Bebeğin hayatını kurtarma isteği o anda ön plana çıkar.
Sezaryen yöntemi ile gerçekleştirilen doğumların çoğunda, doğum şekline anneler karar vermemişlerdir. Doktorlar ve müstakbel anneler, normal doğum üzerindeki kontrollerini kaybettiklerini fark etmiş ve en değerli şeyi, yani beklenen bebeğin hayatını riske atmamayı seçmişlerdir.
Sezaryen yöntemi normal doğum kadar zorlu ve karışıktır
Öncelikle kendinizi kandırmayın. Sezaryen yöntemi de aynı normal doğum gibi acılı ve karışık bir süreçtir. Aralarındaki tek fark, normal doğumdaki post-operatif dönemde (doğum sonrası) yapılan cerrahi müdahalenin bazen daha acı verici olabilmesidir.
Sezaryen yönteminin, anne sağlığı açısından normal doğuma göre daha fazla risk barındırması yetmezmiş gibi aynı zamanda da iyileşme süreci daha yavaş ve karmaşıktır.
Hepsi bu da değil. Sezaryen yöntemi ile doğum yapan annenin karnında, hayatının o en stresli ve acılı anını unutmasını engelleyecek bir yara izi kalacaktır. Doğum şekli ile ilgili fikrini değiştirmek zorunda kaldığı o anın…
“Çığlıklar atan bir bebeğin kesme, doğrama ve çekmeyle açılan 8 santimetrelik bir kesikten, tüm o yağ katmanları, kaslar ve organlar arasından çıktığını görmek, hayal ettiğim doğum sahnesinden çok farklıydı.” -Rayan Lee, sezaryen yöntemi ile doğum yapan bir annenin konumuz hakkındaki düşüncesi.
Birçok anne bu bu deneyimi yaşayıp bir de üzerine konu hakkında bilgisi olmayan insanların katı yorumlarını dinlemek zorunda kalıyorlar.

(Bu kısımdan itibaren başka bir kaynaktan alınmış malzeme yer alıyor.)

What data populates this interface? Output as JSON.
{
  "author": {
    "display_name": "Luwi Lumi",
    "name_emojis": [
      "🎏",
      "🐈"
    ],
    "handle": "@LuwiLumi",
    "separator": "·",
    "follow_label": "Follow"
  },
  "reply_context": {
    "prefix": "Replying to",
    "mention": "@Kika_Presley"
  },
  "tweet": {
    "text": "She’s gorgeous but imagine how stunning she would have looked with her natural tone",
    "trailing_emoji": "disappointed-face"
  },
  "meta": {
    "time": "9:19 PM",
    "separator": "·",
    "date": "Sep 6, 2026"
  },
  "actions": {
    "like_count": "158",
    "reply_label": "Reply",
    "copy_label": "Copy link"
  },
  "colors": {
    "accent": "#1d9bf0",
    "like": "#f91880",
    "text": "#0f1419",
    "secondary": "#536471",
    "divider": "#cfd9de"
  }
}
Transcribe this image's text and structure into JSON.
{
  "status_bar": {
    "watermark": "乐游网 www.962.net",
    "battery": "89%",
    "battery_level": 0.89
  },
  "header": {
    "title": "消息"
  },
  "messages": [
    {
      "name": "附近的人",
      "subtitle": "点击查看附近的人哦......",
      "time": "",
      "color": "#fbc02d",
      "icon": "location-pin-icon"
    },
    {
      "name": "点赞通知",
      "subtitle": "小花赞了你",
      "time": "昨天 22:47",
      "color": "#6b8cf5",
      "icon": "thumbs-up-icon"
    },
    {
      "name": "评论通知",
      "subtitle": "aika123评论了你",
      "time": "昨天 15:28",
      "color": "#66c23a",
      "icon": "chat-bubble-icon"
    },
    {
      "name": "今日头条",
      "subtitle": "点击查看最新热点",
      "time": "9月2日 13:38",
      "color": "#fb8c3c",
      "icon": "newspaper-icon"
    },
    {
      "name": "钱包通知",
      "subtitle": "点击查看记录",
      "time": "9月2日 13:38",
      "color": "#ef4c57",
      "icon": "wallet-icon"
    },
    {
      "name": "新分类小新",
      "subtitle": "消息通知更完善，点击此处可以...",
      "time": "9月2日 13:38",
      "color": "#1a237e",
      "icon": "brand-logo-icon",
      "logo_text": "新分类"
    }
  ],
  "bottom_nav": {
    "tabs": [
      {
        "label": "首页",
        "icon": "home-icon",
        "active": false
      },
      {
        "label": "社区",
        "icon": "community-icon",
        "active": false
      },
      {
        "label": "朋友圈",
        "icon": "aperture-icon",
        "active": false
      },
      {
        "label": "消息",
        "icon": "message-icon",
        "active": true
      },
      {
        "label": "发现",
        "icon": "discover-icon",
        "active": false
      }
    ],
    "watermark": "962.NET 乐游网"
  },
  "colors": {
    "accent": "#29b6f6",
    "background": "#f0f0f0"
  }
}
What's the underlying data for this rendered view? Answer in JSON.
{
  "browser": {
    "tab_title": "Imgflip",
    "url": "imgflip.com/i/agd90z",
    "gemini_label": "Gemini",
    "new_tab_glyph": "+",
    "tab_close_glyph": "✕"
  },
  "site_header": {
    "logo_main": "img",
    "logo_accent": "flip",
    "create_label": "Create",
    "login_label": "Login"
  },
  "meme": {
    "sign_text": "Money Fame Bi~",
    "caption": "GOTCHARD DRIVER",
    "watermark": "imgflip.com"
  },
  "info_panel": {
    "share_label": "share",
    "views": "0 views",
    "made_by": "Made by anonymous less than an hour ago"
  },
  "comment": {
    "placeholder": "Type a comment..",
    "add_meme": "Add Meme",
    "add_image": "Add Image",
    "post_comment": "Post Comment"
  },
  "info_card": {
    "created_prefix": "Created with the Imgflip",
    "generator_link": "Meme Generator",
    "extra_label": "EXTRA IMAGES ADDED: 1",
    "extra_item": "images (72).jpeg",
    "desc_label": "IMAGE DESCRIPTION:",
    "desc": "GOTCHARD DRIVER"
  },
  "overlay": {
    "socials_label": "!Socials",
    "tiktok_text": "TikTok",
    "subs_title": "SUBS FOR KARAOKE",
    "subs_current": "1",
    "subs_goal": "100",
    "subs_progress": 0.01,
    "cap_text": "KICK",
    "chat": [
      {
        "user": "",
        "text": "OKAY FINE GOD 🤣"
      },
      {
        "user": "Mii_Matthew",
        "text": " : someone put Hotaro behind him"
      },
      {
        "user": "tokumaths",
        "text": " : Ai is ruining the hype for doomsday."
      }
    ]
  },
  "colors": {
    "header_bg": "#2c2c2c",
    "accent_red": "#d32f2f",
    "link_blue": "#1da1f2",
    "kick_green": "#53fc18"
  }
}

Sezaryen yöntemiyle doğum yapan bir kadının hastaneden çıkıp eve gitmesinin zorluğunu bir düşünün.
Bu operasyonda, vücudun karın bölgesindeki merkez kaslar ortadan ikiye ayrılır. Bu kaslar, vücudun gün boyu farkına bile varmadan yaptığı birçok hareketten sorumludurlar.
Yapılan operasyon esnasında kaslar yırtılır ve parçalanırlar ve iyileşmeleri de doğal olarak zaman alır. Öksürmek, hapşırmak, bebeği tutmak ya da emzirmeye çalışmak tam anlamı ile bir işkenceye dönüşebilir. İstediği hiçbir şeyi yapamıyor olma durumu ve yetersizlik duygusu bu prosedürü deneyimlemiş olan anneleri, geçici bir süre ile de olsa ele geçirebilir.
Hemşire ayağa kalkmanızı istediğinde, vücudunuzda hissettiğiniz acı binlerce parçaya bölünüp şiddetlenerek size geri döner.
Son derece zor bir yöntem olan, sizden çok fazla şey alan ve çok acı çektiren sezaryenin birçok kişi tarafından küçümsenmesi ve “kolay yol” olarak görülmesi ironik bir durumdur.
Hayatları boyunca taşıyacakları yara izleri ile sezaryen doğum yapan bu anneler, tıpkı doğal doğum yapma şansına erişmiş diğer anneler gibi saygıyı hak ederler.